Postanowiłem podzielić się z wami moim planem treningowym, który stosuję już całkiem sporo. Ciekawi mnie ilu z was wyda się mało urozmaicony lub monotonny. Od razu mówię, że nie zmieniam ćwiczeń, bo nie uznaje tego - nie mógłbym precyzyjnie ustalić wyników/przyrostów. W sumie może się to wydawać dziwne, gdyż wiadomo mięśnie się przyzwyczajają - fakt, ale ja wtedy zwiększam ciężar i nie ma lekko... Jedyne co dorzucilem ostatnimi czasy to pare ćwiczeń, szczególnie na izolowane na kark mojego pomysłu (na siłowni mają z tego polewkę). Jestem maksymalnie sumienny i każdy trening wykonuje na 'maxa' a dzięki stałości ilości serii i ćwiczeń wiem dokładnie co i ile mam zrobić żeby zrobić to jak najlepiej i jak najwydajniej. Nigdy nie miałem 'zlych dni', tzn nie doznałem żadnego rodzaju spadku siły spowodowanej gorszym dniem lub czymś w tym rodzaju. Zawsze wiem, że tydzień temu robilem tym ciężarek tyle i tyle powtórzen w serii więc dzisiaj nie może byc gorzej Mimo tej 'monotonii' potrafie za każdym razem wyjść maksymalnie zmęczony i spompowany a do tego pewny, że dałem z siebie wszystko ! Bardzo ważnym czynnikiem mojego treningu jest odpoczynek i regeneracja + brak używek powodujących zaburzenia w produkcji i syntezie białka (wiadomo o czym mówię ) - jeden browar miesięcznie to moja norma Jak coś robic to róbmy to porządnie !

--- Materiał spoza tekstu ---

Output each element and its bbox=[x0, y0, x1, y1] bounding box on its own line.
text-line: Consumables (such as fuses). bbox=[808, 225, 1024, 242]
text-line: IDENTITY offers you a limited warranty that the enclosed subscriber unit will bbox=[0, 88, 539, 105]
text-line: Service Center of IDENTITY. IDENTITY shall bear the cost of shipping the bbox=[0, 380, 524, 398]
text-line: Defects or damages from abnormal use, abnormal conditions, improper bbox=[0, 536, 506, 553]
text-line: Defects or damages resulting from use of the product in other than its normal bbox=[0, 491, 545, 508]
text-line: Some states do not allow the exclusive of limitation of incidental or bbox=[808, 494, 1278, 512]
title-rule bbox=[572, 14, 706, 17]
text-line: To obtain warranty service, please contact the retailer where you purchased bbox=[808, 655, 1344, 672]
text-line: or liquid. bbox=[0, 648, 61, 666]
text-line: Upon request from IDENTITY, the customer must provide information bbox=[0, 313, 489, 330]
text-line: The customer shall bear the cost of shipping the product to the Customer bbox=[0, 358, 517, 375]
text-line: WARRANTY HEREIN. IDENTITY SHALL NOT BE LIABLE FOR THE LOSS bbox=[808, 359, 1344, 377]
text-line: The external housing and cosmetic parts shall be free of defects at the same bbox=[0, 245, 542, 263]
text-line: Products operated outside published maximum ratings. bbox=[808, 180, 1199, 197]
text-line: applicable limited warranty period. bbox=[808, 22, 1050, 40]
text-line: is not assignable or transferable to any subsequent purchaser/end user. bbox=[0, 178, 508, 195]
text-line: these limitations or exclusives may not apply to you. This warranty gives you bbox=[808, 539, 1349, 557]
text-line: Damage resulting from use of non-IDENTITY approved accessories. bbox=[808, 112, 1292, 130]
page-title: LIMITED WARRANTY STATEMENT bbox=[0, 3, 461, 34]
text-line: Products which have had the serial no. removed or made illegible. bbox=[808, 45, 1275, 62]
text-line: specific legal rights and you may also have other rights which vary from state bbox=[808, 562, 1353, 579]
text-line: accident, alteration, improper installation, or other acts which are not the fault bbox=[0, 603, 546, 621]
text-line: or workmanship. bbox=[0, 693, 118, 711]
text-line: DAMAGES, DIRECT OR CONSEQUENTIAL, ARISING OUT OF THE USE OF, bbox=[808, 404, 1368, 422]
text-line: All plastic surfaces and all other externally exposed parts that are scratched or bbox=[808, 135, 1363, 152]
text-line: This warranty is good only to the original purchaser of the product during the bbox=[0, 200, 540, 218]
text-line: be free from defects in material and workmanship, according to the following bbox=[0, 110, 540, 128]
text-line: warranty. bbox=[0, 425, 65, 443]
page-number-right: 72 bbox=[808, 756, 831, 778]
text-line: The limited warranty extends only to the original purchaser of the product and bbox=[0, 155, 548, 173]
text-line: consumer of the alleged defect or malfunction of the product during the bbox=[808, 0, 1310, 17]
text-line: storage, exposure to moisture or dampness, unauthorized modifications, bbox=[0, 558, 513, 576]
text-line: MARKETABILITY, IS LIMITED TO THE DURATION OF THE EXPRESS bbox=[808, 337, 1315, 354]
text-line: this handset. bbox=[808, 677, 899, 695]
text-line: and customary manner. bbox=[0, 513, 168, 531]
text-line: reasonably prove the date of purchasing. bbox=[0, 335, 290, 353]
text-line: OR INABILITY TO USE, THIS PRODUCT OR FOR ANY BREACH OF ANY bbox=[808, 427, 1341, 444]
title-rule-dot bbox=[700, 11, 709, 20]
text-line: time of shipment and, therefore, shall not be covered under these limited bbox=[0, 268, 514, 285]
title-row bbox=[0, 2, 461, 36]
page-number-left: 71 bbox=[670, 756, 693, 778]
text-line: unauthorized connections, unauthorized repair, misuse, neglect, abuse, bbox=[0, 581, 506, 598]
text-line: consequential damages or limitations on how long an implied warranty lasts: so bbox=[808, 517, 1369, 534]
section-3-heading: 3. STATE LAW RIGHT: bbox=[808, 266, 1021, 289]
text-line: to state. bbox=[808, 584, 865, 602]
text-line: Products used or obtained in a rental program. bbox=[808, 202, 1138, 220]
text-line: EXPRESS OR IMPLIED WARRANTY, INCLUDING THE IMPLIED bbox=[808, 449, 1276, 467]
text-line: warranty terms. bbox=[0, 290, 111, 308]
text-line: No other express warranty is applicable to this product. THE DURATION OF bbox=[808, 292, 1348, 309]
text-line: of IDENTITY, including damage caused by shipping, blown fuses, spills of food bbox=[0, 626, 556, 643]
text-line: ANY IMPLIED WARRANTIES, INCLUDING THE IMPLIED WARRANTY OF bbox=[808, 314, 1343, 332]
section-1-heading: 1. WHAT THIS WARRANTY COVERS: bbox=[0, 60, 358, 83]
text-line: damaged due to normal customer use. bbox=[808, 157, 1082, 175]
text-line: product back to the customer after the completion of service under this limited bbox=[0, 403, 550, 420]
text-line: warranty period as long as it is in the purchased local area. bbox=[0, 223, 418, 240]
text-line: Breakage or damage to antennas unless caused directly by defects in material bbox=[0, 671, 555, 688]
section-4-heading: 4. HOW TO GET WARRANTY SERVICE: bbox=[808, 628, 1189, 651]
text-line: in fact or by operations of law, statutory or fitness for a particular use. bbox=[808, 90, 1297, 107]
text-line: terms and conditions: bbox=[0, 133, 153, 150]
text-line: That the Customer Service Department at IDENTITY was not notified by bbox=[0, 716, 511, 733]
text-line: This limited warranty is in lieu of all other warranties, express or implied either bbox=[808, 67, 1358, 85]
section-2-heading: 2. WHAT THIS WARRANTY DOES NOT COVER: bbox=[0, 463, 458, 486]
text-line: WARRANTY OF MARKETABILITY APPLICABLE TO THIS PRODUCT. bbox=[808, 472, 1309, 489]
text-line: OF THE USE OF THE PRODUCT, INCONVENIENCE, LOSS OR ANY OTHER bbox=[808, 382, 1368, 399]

Mogę napisać o sobie, że zawsze chodziłem na siłkę sam - sam dla siebie bylem motywacją, wyrobiłem w sobie to co chciałem - samodyscyplinę. Zaczynalem od 45kg na klatkę na serie przy wadze koło 90kg - super, nie ? To było w roku 2000. Zero pojęcia o diecie i innych czynnikach tylko jakieś domysły, nawet sfd nie było tylko mały pokoik z cieżarami. Teraz 45 to strzelam na jedną ręke na bicepsa w chycie młotkowym w serii i doszedłem do tego w ten oto sposób:
1 dzień KLATKA + BICEPS + PRZEDRAMIĘ
ławka płaska (45 130)
ławka skośna głową do góry hantelki (xx 45)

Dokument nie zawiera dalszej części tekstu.